From owner-freebsd-hackers  Fri Sep  6 12: 9:37 2002
Delivered-To: freebsd-hackers@freebsd.org
Received: from mx1.FreeBSD.org (mx1.FreeBSD.org [216.136.204.125])
	by hub.freebsd.org (Postfix) with ESMTP id 37B7637B400
	for <hackers@freebsd.org>; Fri,  6 Sep 2002 12:09:32 -0700 (PDT)
Received: from pintail.mail.pas.earthlink.net (pintail.mail.pas.earthlink.net [207.217.120.122])
	by mx1.FreeBSD.org (Postfix) with ESMTP id BCAB943E42
	for <hackers@freebsd.org>; Fri,  6 Sep 2002 12:09:31 -0700 (PDT)
	(envelope-from tlambert2@mindspring.com)
Received: from pool0483.cvx22-bradley.dialup.earthlink.net ([209.179.199.228] helo=mindspring.com)
	by pintail.mail.pas.earthlink.net with esmtp (Exim 3.33 #1)
	id 17nOTv-0003pq-00; Fri, 06 Sep 2002 12:09:28 -0700
Message-ID: <3D78FD1E.EAA7ABD7@mindspring.com>
Date: Fri, 06 Sep 2002 12:08:14 -0700
From: Terry Lambert <tlambert2@mindspring.com>
X-Mailer: Mozilla 4.79 [en] (Win98; U)
X-Accept-Language: en
MIME-Version: 1.0
To: Darren Pilgrim <dmp@pantherdragon.org>
Cc: Dan Ellard <ellard@eecs.harvard.edu>, hackers@FreeBSD.ORG
Subject: Re: gigabit NIC of choice?
References: <Pine.BSF.4.44.0209061151560.35790-100000@bowser.eecs.harvard.edu> <3D78E69C.4152CC8@mindspring.com> <3D78F17F.5BE2499B@pantherdragon.org>
Content-Type: text/plain; charset=us-ascii
Content-Transfer-Encoding: 7bit
Sender: owner-freebsd-hackers@FreeBSD.ORG
Precedence: bulk
List-ID: <freebsd-hackers.FreeBSD.ORG>
List-Archive: <http://docs.freebsd.org/mail/> (Web Archive)
List-Help: <mailto:majordomo@FreeBSD.ORG?subject=help> (List Instructions)
List-Subscribe: <mailto:majordomo@FreeBSD.ORG?subject=subscribe%20freebsd-hackers>
List-Unsubscribe: <mailto:majordomo@FreeBSD.ORG?subject=unsubscribe%20freebsd-hackers>
X-Loop: FreeBSD.ORG

Darren Pilgrim wrote:
> Terry Lambert wrote:
> > Dan Ellard wrote:
> > > What's the gigabit ethernet NIC of choice these days?  (I've had good
> > > experiences with the NetGear G620T, but apparently this card is no
> > > longer being sold.)
> >
> > The Tigon II has the best performances, but that's because
> > software people rewrote the firmware, instead of hardware
> > engineers moonlighting as programmers.  8-) 8-).
> 
> I recall from a while back that gigabit cards have "relatively" large
> caches on them, correct?  How does the size of the cache impact
> performance, and what is considered a sufficient cache size?
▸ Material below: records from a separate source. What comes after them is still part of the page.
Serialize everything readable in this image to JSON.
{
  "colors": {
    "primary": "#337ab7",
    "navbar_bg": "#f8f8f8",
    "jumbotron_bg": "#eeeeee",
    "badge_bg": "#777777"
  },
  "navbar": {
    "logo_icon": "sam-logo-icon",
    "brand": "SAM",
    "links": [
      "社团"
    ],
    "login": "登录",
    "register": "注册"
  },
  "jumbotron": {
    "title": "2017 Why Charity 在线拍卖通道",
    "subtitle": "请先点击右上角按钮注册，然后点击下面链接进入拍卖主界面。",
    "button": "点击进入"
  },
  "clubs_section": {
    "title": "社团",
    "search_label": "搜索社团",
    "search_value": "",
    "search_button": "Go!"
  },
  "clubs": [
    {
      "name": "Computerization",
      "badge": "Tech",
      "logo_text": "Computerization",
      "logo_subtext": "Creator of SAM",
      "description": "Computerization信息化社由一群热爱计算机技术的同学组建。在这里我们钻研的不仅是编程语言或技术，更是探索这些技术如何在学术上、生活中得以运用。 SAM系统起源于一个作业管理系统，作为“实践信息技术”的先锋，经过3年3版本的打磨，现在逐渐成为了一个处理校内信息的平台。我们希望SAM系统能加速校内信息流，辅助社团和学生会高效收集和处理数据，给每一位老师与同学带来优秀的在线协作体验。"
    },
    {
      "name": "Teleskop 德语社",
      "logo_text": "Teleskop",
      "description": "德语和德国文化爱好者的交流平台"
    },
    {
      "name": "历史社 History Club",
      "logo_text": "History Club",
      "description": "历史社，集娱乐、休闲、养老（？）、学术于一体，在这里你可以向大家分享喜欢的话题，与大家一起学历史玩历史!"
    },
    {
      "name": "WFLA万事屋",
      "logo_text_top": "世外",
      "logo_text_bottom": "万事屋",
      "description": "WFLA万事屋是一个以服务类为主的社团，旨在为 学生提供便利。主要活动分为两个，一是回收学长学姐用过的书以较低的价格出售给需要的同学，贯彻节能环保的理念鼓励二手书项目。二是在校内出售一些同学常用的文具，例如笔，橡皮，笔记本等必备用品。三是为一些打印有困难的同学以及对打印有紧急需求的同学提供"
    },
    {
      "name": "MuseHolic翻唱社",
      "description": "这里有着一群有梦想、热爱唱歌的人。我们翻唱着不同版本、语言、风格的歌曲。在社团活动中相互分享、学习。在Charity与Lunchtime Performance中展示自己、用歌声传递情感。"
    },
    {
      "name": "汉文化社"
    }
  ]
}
The best advice I have for you is to read the source code for
the drivers, specifically any commentary by Bill Paul up top;
he tells it like it is, with regard to the hardware.


In general, cards with DMA engines that require better than two
byte alignment require that the mbufs be copied again for transmit.

Also, in general, the more queue descriptors, the better, since
they limit the number of packets pending input or output that you
can have outstanding simultaneously.

Controllers that can't do scatter/gather are also problematic,
because they mean you have to allocate a seperate buffer area
out of memory and copy outbound data into thue buffer instead of
scattering, and copy from the buffer to mbufs on the receive
(gather).

The smaller the amount of memory on the card, the worse things
are, as well, because it limits the amount of data you can
have outstanding, as well, which limits your throuput.

Bad cards are also not capable of software interrupt coelescing
(this was one of my contributions).  Basically, what this means
is that a card will not DMA, or does not have a "modified"
register, or does not update it, while an interuppt is being
processed (e.g. after the interrupt is raised in hardware, and
has not yet been ACKed).  The effect of this is that you can't
poll at the end of the interrupt handler for new data, only
exitting the handler when there is no new data to process (10
to 15% performance inmprovement, by my benchmarks).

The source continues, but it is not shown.